Xenofructus Temporal range: Middle Jurassic

Scientific classification
- Kingdom: Plantae
- Clade: Tracheophytes
- Clade: Spermatophytes
- Clade: Angiosperms (?)
- Genus: †Xenofructus Fu et al., 2024
- Species: †X. dabuensis
- Binomial name: †Xenofructus dabuensis Fu et al., 2024

= Xenofructus =

- Genus: Xenofructus
- Species: dabuensis
- Authority: Fu et al., 2024
- Parent authority: Fu et al., 2024

Extinct genus of plants

Xenofructus is an extinct genus of plant known from the Middle Jurassic of China. It may have been an early angiosperm.

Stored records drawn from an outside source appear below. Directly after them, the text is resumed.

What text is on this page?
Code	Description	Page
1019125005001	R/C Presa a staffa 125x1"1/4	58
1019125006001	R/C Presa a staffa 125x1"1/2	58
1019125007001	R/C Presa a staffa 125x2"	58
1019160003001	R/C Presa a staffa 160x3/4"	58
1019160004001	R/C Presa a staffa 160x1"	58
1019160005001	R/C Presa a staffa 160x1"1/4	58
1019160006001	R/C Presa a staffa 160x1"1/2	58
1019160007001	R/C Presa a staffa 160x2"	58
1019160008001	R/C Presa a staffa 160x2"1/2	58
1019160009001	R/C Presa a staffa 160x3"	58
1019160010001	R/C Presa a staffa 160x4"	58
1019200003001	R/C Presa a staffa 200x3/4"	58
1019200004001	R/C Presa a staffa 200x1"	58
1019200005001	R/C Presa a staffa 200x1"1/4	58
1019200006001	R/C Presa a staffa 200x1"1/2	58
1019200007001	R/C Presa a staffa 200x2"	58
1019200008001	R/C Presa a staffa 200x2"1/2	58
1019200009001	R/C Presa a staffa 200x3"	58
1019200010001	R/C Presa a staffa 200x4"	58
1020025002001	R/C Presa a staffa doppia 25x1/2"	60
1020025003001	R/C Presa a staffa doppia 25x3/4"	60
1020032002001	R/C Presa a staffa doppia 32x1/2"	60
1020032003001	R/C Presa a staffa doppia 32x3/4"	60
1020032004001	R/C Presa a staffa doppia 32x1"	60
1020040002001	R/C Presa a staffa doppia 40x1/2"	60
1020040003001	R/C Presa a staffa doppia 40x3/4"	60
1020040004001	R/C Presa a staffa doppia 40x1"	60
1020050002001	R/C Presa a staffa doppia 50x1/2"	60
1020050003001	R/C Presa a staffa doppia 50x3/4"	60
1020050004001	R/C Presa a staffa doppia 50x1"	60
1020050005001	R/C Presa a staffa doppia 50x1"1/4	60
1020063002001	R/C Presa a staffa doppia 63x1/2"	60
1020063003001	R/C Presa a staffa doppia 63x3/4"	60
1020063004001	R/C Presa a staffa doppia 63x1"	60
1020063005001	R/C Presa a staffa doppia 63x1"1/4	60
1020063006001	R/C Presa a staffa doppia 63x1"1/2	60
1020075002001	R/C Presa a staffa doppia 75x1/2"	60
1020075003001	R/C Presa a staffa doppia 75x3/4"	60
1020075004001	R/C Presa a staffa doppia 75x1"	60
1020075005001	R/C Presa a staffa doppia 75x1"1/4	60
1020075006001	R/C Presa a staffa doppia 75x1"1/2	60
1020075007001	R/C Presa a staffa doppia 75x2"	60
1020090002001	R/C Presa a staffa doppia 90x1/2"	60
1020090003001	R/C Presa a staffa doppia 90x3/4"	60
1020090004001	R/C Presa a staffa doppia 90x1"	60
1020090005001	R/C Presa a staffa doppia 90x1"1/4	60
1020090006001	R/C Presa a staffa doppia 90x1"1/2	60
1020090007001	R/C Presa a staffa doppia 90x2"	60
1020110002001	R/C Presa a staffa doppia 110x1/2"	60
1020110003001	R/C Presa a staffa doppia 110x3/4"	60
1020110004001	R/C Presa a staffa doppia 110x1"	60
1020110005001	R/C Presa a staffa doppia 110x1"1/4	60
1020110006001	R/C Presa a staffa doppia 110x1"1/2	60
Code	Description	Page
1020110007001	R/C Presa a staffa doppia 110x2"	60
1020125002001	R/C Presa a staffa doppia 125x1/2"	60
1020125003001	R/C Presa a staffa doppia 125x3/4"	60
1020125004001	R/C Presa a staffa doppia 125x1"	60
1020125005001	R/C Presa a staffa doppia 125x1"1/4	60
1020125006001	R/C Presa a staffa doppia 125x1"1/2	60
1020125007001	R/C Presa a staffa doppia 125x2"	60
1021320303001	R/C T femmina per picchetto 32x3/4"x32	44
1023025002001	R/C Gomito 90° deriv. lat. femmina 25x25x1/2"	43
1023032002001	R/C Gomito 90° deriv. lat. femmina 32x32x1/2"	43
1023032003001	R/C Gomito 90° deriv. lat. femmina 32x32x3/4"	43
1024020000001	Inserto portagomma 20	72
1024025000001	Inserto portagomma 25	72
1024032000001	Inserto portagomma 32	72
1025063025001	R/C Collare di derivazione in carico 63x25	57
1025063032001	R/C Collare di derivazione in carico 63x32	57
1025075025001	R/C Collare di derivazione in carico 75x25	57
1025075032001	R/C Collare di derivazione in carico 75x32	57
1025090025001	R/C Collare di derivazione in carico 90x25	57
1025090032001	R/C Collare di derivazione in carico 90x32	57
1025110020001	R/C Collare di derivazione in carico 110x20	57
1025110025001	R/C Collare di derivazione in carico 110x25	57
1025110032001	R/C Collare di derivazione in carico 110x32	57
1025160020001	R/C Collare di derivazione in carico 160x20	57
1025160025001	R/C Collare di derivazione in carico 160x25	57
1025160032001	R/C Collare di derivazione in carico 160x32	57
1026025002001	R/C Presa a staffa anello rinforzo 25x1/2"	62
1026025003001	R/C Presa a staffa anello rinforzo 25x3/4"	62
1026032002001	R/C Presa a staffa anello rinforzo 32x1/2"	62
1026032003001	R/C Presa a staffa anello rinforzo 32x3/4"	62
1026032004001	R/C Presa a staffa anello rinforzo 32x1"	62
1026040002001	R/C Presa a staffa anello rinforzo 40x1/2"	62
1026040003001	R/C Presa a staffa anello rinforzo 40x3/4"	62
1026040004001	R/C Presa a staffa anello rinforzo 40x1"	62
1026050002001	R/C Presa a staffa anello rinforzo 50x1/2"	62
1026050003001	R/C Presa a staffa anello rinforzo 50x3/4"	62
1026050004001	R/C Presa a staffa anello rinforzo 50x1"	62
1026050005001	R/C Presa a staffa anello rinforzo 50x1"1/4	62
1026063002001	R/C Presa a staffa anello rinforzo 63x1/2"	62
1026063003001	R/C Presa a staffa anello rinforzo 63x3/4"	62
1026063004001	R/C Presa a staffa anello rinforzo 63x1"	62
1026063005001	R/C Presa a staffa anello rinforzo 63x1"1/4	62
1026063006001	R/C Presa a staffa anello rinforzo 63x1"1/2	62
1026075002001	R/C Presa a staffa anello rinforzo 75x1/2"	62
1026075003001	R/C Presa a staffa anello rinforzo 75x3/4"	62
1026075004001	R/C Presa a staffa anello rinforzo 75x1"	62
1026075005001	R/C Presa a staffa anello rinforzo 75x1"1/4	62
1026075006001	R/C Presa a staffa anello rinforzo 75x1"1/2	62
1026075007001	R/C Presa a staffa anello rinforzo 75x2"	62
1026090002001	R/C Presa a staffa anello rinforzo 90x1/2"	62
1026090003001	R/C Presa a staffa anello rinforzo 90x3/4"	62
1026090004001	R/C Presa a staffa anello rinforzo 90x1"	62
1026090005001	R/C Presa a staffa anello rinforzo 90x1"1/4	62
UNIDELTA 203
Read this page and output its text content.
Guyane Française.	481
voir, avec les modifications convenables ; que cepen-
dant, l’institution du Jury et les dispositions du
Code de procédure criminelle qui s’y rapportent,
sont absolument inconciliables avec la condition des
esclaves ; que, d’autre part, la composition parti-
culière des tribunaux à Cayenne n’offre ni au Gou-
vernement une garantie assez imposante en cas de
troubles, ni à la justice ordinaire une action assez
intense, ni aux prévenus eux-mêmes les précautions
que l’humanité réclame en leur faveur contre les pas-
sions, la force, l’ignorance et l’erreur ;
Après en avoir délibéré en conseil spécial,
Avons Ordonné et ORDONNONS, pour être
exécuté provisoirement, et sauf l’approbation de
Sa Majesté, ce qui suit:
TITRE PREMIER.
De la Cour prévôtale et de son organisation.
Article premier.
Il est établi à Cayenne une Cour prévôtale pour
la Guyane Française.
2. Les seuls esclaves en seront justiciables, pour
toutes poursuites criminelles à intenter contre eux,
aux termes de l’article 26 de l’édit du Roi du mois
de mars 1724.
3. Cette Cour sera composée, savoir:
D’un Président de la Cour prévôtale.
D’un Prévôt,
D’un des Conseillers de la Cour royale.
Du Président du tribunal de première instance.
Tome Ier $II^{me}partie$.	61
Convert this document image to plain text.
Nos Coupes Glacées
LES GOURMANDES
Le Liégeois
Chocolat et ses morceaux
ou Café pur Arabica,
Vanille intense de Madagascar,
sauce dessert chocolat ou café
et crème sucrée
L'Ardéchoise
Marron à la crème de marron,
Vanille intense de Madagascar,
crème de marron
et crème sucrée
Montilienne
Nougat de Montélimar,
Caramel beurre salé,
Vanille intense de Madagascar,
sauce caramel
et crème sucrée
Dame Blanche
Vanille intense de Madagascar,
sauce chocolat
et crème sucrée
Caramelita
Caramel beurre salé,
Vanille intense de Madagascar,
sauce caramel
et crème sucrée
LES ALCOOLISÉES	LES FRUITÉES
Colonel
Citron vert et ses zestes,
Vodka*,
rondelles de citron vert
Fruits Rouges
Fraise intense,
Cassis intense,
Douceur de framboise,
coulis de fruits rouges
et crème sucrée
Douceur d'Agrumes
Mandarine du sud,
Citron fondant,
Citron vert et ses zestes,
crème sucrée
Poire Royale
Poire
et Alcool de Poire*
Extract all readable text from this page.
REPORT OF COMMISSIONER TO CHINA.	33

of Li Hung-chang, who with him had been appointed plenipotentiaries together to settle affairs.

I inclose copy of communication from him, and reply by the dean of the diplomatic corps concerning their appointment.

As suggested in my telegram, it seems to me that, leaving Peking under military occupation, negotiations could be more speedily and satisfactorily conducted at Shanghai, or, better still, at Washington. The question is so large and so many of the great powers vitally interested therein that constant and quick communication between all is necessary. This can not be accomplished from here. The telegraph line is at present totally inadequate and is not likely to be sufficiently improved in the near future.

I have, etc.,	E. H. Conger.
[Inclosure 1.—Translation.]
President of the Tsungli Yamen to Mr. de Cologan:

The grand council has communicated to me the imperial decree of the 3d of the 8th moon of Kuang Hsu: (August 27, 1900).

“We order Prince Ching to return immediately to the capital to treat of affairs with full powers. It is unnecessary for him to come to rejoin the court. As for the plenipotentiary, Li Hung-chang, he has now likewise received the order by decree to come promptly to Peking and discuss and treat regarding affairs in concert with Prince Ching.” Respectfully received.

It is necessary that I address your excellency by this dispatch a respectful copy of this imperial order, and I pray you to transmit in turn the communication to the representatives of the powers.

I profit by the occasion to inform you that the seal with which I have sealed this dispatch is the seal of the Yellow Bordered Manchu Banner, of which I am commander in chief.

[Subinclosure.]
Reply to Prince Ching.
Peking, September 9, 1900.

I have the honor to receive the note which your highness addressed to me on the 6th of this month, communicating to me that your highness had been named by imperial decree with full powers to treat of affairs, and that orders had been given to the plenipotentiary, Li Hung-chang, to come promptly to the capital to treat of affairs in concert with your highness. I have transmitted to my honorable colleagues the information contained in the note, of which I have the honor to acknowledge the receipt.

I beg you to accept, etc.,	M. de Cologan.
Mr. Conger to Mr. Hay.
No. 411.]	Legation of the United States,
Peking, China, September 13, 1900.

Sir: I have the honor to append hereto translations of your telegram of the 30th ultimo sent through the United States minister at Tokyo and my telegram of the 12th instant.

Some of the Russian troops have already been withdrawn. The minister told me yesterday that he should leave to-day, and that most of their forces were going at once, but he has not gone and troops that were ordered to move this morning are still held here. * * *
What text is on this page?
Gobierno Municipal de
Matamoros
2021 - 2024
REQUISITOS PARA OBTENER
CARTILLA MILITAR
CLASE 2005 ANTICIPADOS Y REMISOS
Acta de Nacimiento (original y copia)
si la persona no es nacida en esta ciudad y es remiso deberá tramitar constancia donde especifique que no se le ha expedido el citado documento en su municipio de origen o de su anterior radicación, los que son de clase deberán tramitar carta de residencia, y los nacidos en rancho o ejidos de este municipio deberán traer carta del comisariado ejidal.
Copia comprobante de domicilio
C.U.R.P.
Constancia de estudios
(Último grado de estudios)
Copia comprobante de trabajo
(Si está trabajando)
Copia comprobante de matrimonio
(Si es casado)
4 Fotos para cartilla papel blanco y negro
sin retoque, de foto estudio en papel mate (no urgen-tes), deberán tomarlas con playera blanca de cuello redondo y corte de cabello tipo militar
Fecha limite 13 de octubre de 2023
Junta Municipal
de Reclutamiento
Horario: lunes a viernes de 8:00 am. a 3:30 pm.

There is only one species assigned to the genus, Xenofructus dabuensis which was discovered in the Dabu Formation.

==Description==
Xenofructus is distinguished by a fruit or ovary borne on a short stalk, exhibiting a straight abaxial surface and a convex adaxial surface. A pronounced ridge is present along the abaxial side. The placenta is not attached to either the abaxial or adaxial margins of the fruit or ovary. Ovules are enclosed within the fruit or ovary, occurring in clustered arrangements and possessing a sickle-like shape.